The UN Security Council’s Sanctions Committee on North Korea has identified a Hong Kong business using a “blockchain platform” to launder money on behalf of the Pyongyang regime, Chosunilbo reports.
The business, Marine China, reportedly, “set up a shipping and logistics firm run on a blockchain platform in Hong Kong in April to evade international sanctions.”
Marine China is registered to a sole owner-investor named Julian Kim who also uses the alias, “Tony Walker.”
Kim, “apparently appointed another person as head of the firm and attempted to withdraw money several times from banks in Singapore.”
Marine China was allegedly one of several entities that laundered cryptocurrencies stolen by North Korean hackers in recent years.
The UN estimates that a minimum of 5000 crypto-laundering transactions for North Korea have taken place through a number of countries.
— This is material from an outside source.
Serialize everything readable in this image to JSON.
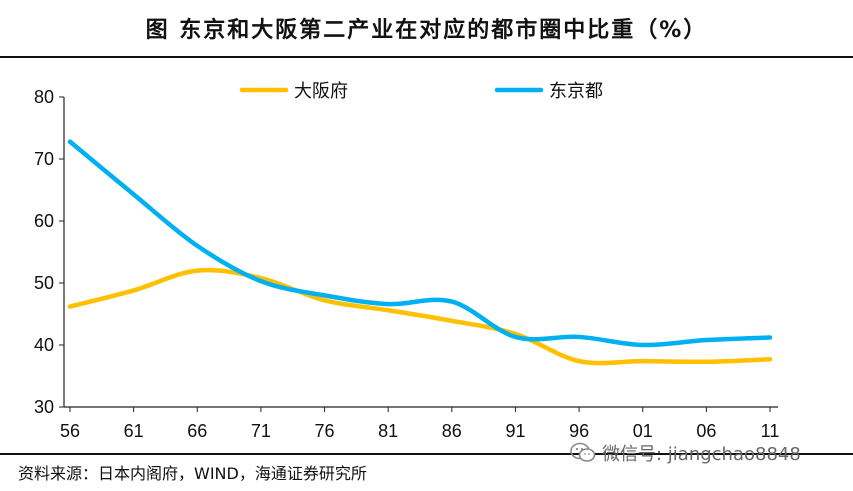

According to the UN Security Council’s November 2019 Monthly Forecast on the DPRK (North Korea), DPRK hackers have stolen more than $2 billion USD in cryptocurrencies, and says this money, “represents a significant portion of the DPRK’s revenue stream”:
“The panel noted that the DPRK actors have engaged in cyber-attacks on financial institutions and infrastructure. The country also engaged in illegal transfer of crypto-currencies and money laundering. The panel has stressed that the DPRK’s use of cyber-attacks provides an opportunity for sanctions evasion involving minimal resources while offering low-risk, high-reward opportunities. According to some estimates, the DPRK has managed to generate around $2 billion using cyber-attacks, which represents a significant portion of the DPRK’s revenue stream. This illustrates the importance of full implementation of sanctions measures and the need for the Council to address the new methods the DPRK uses to evade sanctions.”
North Korean hackers are reportedly “groomed” from childhood.
Many North Korean cyberattacks have included a “spear-phishing” email component, the report adds.
In “spear-phishing attacks,” unsuspecting employees working at targeted facilities are solicited to open emails containing malware-infected links.
“The North used that method to hack into the computer network of a bank in Bangladesh in 2016. Altogether 17 countries have become targets of North Korean spear-phishing over the last three years,” Chosun Ilbo writes.